The route from Berea, KY to the summit of New Mexico’s Wheeler Peak is long indeed. It took us through Tennessee, Arkansas, and then Texas. We stopped in El Paso to cross into the country of Mexico at Ciudad Juárez. The quick hour-long visit made us appreciate our US citizenship. Next we headed over to White Sands National Monument in New Mexico for some awesome dune jumping. We visited some friends in Deming and then drove north.
The main trailhead for Wheeler Peak begins in Taos (‘tauss’ – one syllable), the home of a big ski resort. As we drove in we looked up at the mountains and couldn’t believe the snow we were seeing. It’s June, for goodness sake, what’s snow doing around here in June?
The place was deserted but there was some kind of a German festival going on and for some reason that meant we got a good rate on the room. We stayed the night in the lodge and headed out the next morning. Our mom would manage base camp (9,400ft) while we pushed on for the summit (13,161ft).
We headed up the Bull of the Woods trail early that morning. We planned to stay overnight at the Bull of the Woods Meadow campsite to make things more interesting. We climbed through the trees up to about 12,000ft and starting running into our first snow. We just couldn’t believe how much snow there was for June. Some of the drifts were three feet high in the trees. For us it was unbelievable. We had only seen summer snow one other time, in the Big Horn Mountains of Montana.
Luckily we found a clear spot amongst the trees and pitched the tent. I remember feeling awful that evening. I couldn’t eat anything. I couldn’t even force down the Ramen noodles. I didn’t know it at the time, but I was suffering from AMS (acute mountain sickness). For some reason I was the only one affected. Little Jacob, Eric, and our Dad were fine. We just assumed that I was sick and would get over it in the morning.
I think I bounced back a little in the morning, probably because I had acclimated a little overnight. We kept climbing and soon emerged onto the biggest snowfield I had ever seen. I couldn’t believe it. Here it was, June, and we were standing on top of a fifteen foot deep pile of snow the area of a couple of football fields. At that time I didn’t know that was possible. It certainly didn’t happen in Berea, KY. Our hiking horizons were beginning to expand.
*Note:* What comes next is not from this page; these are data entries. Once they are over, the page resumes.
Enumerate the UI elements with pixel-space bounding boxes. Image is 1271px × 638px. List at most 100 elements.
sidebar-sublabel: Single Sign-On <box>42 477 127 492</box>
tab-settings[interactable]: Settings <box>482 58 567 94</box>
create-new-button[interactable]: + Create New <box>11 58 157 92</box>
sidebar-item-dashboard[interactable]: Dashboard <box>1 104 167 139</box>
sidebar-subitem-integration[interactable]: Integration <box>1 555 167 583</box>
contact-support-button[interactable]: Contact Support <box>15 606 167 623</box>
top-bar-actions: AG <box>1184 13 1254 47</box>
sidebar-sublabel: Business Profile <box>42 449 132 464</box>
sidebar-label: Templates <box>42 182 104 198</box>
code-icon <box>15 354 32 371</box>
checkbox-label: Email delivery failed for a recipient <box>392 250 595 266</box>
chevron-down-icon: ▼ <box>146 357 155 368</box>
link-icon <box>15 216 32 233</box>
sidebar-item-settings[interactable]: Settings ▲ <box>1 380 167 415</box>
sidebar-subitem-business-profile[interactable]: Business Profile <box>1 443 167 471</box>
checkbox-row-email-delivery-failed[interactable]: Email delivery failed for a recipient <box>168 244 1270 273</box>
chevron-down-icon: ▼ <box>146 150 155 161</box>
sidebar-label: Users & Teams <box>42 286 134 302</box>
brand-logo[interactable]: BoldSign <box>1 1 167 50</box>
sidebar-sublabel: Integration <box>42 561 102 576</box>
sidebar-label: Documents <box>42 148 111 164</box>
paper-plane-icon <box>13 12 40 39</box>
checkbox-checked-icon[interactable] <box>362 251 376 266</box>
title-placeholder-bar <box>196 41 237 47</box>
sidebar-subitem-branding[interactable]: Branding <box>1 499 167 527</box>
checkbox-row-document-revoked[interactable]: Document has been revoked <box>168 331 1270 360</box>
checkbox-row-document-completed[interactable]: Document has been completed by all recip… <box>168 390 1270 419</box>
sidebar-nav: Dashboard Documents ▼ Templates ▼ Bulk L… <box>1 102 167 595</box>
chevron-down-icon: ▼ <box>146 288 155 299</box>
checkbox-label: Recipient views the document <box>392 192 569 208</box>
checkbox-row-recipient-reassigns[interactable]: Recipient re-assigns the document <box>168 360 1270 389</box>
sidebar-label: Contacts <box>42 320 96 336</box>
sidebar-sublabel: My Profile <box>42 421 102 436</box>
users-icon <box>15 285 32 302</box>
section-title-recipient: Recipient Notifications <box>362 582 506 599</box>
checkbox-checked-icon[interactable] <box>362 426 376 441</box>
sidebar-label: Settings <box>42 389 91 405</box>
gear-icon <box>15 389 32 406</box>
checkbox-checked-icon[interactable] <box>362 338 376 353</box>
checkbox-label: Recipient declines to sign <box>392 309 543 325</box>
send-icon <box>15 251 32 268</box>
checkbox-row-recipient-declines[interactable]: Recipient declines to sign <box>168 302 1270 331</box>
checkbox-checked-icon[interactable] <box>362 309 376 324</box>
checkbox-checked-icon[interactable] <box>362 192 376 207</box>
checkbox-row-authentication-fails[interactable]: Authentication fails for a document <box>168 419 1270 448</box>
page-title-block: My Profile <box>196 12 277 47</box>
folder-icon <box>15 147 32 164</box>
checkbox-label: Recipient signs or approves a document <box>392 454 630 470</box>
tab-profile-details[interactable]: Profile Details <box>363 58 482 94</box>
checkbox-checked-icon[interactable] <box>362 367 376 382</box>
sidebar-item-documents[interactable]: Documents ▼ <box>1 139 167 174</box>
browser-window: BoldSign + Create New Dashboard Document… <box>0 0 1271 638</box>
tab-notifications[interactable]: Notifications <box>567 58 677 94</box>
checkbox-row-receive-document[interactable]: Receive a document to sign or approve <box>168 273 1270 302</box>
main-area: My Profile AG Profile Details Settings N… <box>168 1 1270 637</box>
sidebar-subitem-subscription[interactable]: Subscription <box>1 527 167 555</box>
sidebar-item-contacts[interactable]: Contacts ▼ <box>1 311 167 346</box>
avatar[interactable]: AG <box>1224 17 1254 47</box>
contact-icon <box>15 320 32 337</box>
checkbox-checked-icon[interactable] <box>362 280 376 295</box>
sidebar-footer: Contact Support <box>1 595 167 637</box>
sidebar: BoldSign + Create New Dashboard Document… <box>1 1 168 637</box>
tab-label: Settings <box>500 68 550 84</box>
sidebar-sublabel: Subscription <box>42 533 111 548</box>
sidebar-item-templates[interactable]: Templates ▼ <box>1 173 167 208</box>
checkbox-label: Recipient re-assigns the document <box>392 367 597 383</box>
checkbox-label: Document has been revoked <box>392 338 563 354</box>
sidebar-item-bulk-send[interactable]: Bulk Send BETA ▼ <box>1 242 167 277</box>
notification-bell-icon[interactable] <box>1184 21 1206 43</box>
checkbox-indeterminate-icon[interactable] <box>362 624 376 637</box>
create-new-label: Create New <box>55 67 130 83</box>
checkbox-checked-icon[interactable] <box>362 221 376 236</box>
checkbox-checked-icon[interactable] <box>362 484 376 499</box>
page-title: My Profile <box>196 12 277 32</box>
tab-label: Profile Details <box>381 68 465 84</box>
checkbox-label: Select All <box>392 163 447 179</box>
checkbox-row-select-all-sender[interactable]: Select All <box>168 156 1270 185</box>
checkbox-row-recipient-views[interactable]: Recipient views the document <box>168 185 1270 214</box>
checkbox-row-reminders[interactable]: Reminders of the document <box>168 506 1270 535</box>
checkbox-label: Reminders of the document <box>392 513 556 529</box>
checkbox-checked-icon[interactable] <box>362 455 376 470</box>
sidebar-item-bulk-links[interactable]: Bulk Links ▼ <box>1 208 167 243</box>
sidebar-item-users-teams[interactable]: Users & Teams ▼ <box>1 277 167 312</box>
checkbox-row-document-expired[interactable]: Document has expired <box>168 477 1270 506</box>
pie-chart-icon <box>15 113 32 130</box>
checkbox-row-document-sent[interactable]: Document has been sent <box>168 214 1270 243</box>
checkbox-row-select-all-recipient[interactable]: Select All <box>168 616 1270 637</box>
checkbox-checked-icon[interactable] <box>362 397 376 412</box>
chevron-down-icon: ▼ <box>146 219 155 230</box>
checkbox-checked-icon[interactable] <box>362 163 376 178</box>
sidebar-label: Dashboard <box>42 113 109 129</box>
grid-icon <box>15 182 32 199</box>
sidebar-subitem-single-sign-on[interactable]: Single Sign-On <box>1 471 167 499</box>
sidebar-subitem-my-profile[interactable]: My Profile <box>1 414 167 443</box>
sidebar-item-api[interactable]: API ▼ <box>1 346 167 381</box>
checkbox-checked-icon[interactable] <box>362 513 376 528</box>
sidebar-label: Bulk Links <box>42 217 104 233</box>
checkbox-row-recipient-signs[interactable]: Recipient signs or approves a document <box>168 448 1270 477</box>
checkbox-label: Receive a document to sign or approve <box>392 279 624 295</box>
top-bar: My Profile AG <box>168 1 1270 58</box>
After following some footprints in the snow we soon made it to the top of Wheeler Peak, the summit of
the Land of Enchantment. I don’t remember much of the view but from the pictures it looks like it was spectacular. I was feeling awful from altitude sickness, but at the time I just thought it was something I had eaten. Nowadays we know better than to hike when you’ve got that pounding headache and feel like you’re going to throw up.
We tried to open the summit register, which was a steel pipe cemented to the ground with a cap at one end. But the cap was on too tight. So this is the only written record that we actually made it to the summit.
Wheeler peak was our second high point. The following week we learned the art of backpacking at Philmont during a five day trek. I really believe that these two experiences ignited the flame of our mountaineering careers.